Child car seats featuring a safety cushion (impact shield) have achieved best ratings on a regular basis in the child restraint system tests conducted by German Stiftung Warentest and ADAC having the lead in the respective groups. Having compared the test results for the period from 2007 to 2012, we found that the Top 3 in Group I are car seats with a safety cushion (impact shield). The Top 10 of Group I/II/III is clearly dominated by safety cushion (impact shield) systems: 9 out of 10 are child car seats with safety cushion (impact shield) systems with excellent results with respect to collision safety.

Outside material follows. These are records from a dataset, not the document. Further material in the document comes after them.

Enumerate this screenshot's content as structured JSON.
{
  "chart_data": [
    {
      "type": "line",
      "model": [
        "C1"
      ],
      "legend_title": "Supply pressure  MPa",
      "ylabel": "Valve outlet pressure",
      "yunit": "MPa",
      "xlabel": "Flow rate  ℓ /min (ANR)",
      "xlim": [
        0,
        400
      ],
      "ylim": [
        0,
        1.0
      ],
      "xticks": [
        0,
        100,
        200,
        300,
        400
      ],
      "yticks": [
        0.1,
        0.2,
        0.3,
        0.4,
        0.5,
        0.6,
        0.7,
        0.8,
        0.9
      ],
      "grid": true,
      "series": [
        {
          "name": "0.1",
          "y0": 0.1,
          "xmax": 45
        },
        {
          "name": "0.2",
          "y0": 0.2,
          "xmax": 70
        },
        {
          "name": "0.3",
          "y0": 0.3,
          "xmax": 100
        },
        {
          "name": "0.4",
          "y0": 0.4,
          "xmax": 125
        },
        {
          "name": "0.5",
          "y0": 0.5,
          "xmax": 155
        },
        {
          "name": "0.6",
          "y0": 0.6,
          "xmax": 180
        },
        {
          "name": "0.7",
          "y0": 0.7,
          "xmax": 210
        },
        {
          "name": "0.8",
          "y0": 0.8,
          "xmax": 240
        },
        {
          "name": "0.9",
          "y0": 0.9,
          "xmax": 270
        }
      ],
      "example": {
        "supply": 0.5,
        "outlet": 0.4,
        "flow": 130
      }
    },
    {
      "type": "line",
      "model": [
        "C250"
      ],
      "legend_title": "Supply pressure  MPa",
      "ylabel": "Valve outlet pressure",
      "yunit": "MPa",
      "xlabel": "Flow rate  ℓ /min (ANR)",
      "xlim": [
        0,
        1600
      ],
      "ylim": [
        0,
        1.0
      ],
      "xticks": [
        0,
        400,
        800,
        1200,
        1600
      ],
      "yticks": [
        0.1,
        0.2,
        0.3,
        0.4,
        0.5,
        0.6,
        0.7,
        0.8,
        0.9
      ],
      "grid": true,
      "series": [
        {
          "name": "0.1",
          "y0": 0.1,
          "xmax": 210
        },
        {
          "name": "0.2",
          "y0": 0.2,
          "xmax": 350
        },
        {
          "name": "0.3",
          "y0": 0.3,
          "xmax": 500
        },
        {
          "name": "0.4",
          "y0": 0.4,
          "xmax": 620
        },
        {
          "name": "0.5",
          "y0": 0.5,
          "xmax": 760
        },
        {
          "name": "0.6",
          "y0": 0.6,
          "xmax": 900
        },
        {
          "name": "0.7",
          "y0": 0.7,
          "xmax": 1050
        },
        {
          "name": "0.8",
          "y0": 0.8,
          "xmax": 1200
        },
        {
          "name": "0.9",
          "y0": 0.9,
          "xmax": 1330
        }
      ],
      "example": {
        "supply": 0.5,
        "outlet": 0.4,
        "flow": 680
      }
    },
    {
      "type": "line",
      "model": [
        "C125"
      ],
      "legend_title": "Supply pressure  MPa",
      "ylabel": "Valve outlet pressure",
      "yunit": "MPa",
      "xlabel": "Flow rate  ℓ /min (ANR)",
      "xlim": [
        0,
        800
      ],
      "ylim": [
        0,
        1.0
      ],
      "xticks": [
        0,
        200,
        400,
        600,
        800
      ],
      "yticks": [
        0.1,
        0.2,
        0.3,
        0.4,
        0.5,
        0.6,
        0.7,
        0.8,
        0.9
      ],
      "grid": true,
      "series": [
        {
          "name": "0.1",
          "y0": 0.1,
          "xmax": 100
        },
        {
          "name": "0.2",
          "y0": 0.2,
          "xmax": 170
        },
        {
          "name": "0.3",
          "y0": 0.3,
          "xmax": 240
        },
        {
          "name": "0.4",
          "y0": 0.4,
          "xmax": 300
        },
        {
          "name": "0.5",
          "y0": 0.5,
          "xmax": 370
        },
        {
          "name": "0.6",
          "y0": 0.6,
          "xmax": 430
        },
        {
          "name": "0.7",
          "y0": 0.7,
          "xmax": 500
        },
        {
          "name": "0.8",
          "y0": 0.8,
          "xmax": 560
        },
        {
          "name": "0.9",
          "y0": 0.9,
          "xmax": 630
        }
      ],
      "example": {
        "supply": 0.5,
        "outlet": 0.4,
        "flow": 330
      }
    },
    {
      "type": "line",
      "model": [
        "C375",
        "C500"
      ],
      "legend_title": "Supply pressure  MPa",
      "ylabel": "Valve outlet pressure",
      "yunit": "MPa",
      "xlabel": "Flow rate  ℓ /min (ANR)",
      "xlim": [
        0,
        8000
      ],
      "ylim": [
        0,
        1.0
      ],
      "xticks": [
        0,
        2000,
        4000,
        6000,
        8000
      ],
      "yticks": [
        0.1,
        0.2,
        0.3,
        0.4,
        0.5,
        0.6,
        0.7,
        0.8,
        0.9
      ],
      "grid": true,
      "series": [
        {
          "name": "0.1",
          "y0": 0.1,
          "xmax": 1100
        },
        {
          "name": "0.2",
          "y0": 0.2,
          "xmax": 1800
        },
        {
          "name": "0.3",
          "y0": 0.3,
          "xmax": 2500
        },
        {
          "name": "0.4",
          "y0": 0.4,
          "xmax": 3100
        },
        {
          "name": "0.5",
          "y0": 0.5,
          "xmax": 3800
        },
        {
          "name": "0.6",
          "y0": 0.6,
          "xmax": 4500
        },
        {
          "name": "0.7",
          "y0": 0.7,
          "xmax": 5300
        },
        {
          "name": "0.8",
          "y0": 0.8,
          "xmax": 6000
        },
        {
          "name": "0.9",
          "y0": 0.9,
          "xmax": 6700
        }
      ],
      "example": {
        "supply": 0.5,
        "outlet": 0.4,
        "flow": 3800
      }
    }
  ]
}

With the height-adjustable headrest and the removable seat insert, the car seat itself adjusts for the perfect fit and maximum safety. The head and shoulder protectors of the enhanced L.S.P. System Plus provides for best side-impact protection in every growth stage.


For children aged approx. 3 and above (15 kg) the combination car seat can be easily converted from Group I into a Group II/III seat.

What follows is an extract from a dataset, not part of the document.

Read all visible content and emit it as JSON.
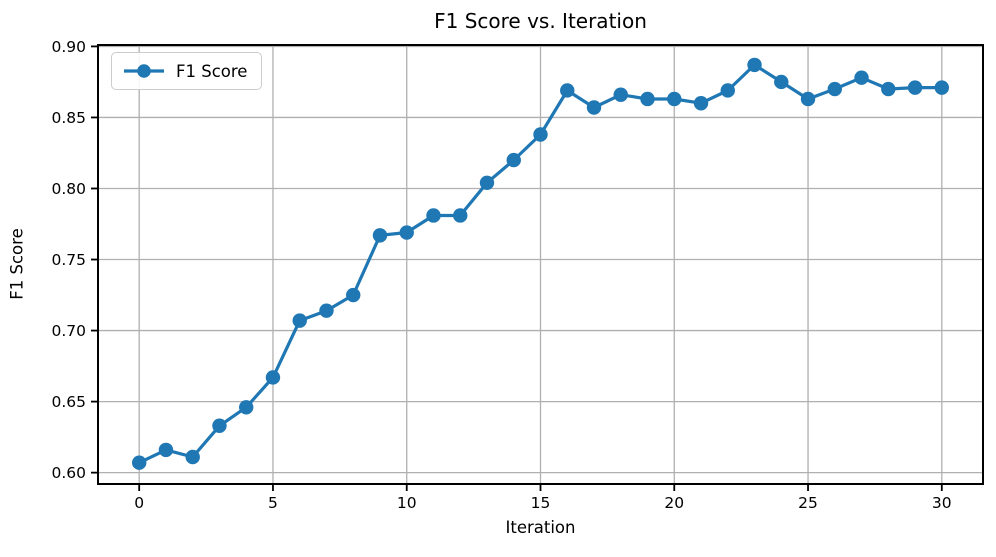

In the case of Group II/III child restraint systems, children are generally secured using the vehicle’s own retractable 3-point safety belt. Children should never be secured with just a pelvic belt. In the event of a collision, the child’s upper body would be propelled forward and the child could sustain serious injuries to the head. The optimal features of a Group II/III seat include a comfortable booster seat with a height-adjustable backrest and sufficient shoulder protection in case of a side-impact collision.

The CYBEX Pallas model range (Group I/II/III, 9-36 kg, approx. 9 months to 12 years) and the CYBEX Solution series (Group II/III, 15-36 kg, approx. 3 – 12 years) both offer a special head protection for a high level of safety while asleep. The patented 3-position reclining headrest shifts the balance point of the child’s head slightly back, prevents it from falling forward and keeps the child in the safety zone while asleep.

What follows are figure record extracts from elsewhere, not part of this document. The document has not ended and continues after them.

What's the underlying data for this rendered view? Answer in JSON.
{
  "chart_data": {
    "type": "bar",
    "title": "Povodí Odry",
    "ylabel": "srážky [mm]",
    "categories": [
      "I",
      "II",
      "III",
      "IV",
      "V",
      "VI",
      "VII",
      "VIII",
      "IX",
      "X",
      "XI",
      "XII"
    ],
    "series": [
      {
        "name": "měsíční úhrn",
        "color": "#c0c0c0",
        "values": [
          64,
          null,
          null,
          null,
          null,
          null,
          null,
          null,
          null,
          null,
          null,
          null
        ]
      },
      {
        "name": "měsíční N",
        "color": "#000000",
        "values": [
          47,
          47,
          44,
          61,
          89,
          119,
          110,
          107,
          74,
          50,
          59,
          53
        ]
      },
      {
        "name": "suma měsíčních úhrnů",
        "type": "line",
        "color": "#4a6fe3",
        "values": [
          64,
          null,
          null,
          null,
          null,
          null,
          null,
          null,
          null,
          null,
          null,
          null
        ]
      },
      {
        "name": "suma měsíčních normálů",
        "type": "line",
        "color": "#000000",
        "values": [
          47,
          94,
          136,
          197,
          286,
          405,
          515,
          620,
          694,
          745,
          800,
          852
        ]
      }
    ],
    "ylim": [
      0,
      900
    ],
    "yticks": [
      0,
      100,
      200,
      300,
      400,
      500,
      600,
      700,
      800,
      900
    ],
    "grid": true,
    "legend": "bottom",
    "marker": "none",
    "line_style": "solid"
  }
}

It is important to ensure that the switch to a Group II/III child restraint system is not made too early. A small child can easily slip out of the safety belt, particularly when it falls asleep en route. The child’s shoulders are also too narrow to hold the safety belt securely in place. In this case it is highly recommendable to secure the child with the safety cushion in Group I.


The idea behind a child restraint system is to adapt the car’s safety belt system to the size of the child. Standards ECE R 44/03 and 44/04 indicate that a booster seat for children weighing more than 15 kg is theoretically sufficient to fulfil this purpose. However, we strongly recommend using a complete seat with a backrest to offer optimum protection to the pelvis, shoulders and head. The differences between simple booster seats and sturdy seats with backrest and snugly fitting safety belts are astounding.

We discourage parents from opting for just a booster seat for the following reasons: The problem with booster seats is that they do not offer any side protection. A safety seat with a backrest is fitted with a side protection, preventing the child’s head from hitting the car window in a collision. Moreover, a side-impact collision is capable of causing serious injury, and children may also suffer additional injury from the side airbag. Airbags may protect adults, but they can pose a serious risk to children. Statistics show that one in four collisions involve impact to the side of the vehicle.

Even more alarming is the fact that these side-impact collisions account for 20 per cent of all collision-related deaths and seriously debilitating injuries among children. A booster seat does not provide sufficient protection to the child’s most vulnerable areas. There is always a danger that the booster seat could slide underneath the child. Booster seats do not position the safety belt around the shoulder area, causing the belt to sit too closely to the neck. The compact design of a seat with a backrest not only ensures that the child is secured more firmly but that the belt is also always in the right position.